Although the Rambam teaches that it is forbidden to leave Eretz Yisrael for the Diaspora (with a few exceptions, as he notes), he does not teach that it is mitzvah for a person to live in Eretz Yisrael. The halachic matter of an obligation to live in Israel is a matter of well-known dispute between the Ramban and the Rambam.

The Torah states, “And you shall possess the Land and dwell in it, because I have given the Land to you as an inheritance.” (Bamidbar 33:53) The Ramban maintains that this verse teaches us that there is a mitzvah to settle in the Land of Israel, and that this mitzvah is applicable even in times of exile. “We have been commanded to inherit the Land that the Almighty One gave to our forefathers, Avraham, Yitzchak and Yaakov; not to leave it in the hands of other nations and not to leave it desolate. This is what G-d commanded them in the verse, “And you shall possess the Land…”

The Rambam, however, does not count this as a mitzvah in his listing of the 613 commandments, despite his statement in the Misneh Torah that “one should always dwell in the Land of Israel,” and despite his other numerous statements regarding the greatness and sanctity of the Land. (Hilchot Melachim 5:9-12.)

(For a thorough discussion of the various opinions regarding the proper understanding of the Rambam’s position — and how he understands the verse in Sefer Bamidbar — refer to Eretz Chamda by Rav Shaul Israeli.)

  • Shabbat 41a

Mitzvah Protection

“Just as a dove is protected by it wings, so too is the Jewish nation protected by its mitzvahs.”

The gemara teaches that this comparison is alluded to in a verse of Tehillim (68:14) that describes the Jewish People and the mitzvahs as “the feathers of a dove covered with silver, and

its pinions with brilliant gold.”The Jewish nation is compared to a dove and the mitzvahs are compared to the dove’s feathers — which protect the dove from cold and from its enemies. (Rashi)

  • Shabbat 49a

Not a Mind Reader

Rabbi Zeira said, “Even though they won’t accept your rebuke, you should nevertheless rebuke them.”

Prior to this, Rabbi Zeira had told Rabbi Simon to rebuke a certain group of transgressors. However, Rabbi Simon declined to do so, claiming that his rebuking them would not effect a change in their ways for the better. To this, Rabbi Zeira countered that “Even though they won’t accept your rebuke, you should nevertheless rebuke them.” His reasoning: “How do you know for sure that they won’t accept your rebuke and change their ways?” Rabbi Zeira brings a support for his position from a teaching of Rabbi Acha b’Rabbi Chanina, as is explained in detail in the gemara.

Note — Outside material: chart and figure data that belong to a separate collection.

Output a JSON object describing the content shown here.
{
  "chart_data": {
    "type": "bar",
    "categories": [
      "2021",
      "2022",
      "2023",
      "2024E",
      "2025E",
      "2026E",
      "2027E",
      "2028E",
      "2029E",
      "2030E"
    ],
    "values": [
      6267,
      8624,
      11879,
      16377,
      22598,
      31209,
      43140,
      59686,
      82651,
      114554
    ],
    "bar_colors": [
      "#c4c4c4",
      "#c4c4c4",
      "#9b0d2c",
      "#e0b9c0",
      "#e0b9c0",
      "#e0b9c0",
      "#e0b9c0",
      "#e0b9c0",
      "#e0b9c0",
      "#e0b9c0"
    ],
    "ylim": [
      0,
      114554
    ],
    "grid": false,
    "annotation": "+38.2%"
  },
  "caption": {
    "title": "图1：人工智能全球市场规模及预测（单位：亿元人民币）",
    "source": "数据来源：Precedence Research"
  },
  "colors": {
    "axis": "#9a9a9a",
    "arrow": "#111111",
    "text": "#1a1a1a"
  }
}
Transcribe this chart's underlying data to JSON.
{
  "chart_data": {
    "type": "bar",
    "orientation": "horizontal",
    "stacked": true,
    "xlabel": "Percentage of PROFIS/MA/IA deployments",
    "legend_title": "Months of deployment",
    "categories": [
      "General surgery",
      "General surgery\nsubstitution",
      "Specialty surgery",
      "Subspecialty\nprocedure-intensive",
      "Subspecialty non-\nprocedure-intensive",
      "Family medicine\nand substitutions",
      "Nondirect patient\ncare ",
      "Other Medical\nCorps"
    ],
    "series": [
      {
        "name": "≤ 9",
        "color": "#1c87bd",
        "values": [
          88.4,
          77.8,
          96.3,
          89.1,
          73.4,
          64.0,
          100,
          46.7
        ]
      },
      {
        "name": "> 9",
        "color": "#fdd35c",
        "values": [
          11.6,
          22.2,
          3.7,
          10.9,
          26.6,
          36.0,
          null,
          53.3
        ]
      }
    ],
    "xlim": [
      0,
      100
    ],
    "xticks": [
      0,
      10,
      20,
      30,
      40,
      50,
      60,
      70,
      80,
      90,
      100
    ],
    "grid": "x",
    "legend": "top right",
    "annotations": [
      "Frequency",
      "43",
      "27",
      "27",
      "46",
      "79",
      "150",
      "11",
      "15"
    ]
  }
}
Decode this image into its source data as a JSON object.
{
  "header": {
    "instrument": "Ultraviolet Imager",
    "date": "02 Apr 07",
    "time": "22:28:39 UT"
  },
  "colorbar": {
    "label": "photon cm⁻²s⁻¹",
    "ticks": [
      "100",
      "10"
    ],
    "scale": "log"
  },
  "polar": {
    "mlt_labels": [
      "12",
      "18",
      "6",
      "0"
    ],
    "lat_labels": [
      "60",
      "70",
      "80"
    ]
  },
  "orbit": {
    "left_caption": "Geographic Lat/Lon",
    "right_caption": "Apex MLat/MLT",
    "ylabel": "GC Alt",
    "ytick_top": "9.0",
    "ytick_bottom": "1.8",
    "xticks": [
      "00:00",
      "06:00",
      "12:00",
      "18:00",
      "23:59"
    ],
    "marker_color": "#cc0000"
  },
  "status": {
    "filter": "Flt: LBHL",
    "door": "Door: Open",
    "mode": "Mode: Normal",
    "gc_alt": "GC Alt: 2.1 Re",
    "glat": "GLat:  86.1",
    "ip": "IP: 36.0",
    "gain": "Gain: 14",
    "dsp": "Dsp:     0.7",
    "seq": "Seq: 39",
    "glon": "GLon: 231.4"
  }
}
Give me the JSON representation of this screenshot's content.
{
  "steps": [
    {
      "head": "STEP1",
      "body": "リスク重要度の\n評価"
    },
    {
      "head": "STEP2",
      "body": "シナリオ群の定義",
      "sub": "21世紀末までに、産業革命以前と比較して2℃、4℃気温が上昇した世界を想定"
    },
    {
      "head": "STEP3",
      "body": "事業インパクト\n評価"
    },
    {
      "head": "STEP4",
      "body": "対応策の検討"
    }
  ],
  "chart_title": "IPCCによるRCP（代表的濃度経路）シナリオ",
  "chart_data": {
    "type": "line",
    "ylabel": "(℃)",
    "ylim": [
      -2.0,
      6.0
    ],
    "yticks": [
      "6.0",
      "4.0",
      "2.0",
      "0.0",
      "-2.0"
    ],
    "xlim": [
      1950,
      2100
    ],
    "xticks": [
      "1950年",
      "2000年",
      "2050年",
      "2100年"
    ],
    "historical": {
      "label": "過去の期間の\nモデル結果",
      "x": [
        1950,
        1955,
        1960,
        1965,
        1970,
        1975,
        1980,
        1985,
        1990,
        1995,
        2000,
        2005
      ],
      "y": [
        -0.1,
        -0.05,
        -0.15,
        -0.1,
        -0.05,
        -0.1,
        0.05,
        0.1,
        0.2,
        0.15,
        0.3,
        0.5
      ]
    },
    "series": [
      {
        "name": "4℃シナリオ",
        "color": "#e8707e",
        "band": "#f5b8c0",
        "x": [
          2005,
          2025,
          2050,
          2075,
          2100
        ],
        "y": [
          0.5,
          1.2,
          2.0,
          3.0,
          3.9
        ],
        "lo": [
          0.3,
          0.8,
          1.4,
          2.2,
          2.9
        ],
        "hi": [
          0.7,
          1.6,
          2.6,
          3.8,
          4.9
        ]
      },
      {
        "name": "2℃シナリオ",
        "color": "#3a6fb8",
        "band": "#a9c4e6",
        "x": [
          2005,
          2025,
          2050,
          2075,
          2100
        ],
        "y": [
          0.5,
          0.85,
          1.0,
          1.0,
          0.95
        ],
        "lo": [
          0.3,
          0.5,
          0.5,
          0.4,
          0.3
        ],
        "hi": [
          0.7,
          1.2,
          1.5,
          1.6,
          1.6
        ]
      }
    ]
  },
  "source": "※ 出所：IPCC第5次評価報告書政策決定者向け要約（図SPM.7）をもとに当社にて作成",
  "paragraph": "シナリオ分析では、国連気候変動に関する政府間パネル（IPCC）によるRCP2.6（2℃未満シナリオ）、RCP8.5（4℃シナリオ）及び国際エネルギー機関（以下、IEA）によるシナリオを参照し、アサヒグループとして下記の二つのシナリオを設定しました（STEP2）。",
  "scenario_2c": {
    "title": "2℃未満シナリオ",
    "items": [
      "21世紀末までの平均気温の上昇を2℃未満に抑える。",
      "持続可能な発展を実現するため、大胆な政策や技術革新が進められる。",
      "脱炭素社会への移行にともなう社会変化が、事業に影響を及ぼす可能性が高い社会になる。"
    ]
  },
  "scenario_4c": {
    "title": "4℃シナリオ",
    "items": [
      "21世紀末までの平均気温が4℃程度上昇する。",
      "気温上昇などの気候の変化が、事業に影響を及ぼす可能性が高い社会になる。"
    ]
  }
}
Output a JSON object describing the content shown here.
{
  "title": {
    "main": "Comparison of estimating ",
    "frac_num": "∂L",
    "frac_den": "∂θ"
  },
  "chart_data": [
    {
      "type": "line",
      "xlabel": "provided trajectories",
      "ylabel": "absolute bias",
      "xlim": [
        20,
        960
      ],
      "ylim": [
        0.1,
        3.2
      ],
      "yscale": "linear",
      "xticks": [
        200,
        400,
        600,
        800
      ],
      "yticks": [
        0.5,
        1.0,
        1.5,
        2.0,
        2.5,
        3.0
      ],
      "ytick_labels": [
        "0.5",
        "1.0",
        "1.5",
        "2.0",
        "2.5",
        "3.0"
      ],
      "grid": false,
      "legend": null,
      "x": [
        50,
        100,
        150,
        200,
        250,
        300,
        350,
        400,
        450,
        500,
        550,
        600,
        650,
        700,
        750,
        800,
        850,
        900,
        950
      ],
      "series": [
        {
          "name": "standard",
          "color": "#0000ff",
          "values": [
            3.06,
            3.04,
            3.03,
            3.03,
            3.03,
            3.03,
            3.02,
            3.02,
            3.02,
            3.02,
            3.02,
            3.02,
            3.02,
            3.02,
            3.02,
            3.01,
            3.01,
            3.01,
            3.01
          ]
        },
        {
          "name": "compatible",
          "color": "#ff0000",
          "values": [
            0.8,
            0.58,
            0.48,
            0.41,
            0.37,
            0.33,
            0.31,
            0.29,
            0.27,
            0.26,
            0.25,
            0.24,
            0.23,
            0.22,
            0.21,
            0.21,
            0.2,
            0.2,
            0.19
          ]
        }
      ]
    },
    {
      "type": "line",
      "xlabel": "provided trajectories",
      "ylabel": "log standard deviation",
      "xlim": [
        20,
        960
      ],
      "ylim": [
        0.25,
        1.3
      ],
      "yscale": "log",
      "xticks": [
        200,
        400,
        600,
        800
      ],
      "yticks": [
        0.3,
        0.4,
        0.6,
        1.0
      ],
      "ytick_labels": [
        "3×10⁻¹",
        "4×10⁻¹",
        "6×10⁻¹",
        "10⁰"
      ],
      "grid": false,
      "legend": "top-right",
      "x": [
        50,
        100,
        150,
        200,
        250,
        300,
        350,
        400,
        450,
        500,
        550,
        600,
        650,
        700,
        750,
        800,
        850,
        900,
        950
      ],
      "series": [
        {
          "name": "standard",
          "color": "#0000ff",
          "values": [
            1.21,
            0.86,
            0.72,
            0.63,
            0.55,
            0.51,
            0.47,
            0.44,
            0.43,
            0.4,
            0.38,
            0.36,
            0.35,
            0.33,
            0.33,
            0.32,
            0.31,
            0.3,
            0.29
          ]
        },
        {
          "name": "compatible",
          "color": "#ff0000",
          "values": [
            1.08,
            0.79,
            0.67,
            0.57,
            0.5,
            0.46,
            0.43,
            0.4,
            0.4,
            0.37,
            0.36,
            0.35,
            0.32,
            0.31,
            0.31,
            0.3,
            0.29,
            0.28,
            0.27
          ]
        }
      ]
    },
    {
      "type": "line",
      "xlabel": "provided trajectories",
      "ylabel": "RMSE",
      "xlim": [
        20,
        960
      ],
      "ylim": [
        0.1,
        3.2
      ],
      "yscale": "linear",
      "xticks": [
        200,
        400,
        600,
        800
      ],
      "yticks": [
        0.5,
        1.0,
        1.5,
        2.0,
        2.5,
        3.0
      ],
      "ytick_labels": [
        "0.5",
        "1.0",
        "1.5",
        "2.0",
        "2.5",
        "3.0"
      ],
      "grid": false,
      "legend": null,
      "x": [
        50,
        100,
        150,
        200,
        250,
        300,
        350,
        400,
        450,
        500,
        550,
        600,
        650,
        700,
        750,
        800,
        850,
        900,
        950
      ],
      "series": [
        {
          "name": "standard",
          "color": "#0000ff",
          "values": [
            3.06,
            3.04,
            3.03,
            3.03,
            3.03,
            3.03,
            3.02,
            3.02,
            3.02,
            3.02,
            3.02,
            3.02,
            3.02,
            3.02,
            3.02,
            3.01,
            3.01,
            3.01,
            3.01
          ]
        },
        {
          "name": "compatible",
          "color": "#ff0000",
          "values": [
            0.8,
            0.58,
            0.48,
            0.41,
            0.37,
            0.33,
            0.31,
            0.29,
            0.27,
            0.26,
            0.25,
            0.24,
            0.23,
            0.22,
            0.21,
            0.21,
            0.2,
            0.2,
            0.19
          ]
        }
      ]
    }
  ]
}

It would seem that Rabbi Zeira’s way of thinking is obviously correct. Why would Rabbi Simon have thought differently in the first place and not have initially agreed to rebuke? From the words of Tosefot on the daf, we have the answer to this question.

Tosefot explains that Rabbi Zeira’s argument to rebuke them was because there was a doubt that perhaps the rebuke would be successful and the transgressors would do teshuva. But if it was certain that the transgressors would not heed the words of rebuke, they should not be rebuked — “Better that the transgressors remain shogeg (unaware that they were transgressing), and not be considered meizid (aware of the transgression and intentionally transgressing). Therefore, Rabbi Simon reasoned that the transgressors should not be rebuked, since they would not listen and the rebuke would only serve to make their transgression more serious (meizid). Rabbi Zeira explained to him that although he thought they would not accept his rebuke, he could not be 100% certain. And if there is a shadow of a doubt that the rebuke might work, there is a mitzvah to try one’s best. Only Hashem knows if the transgressors will reject the rebuke — or accept it.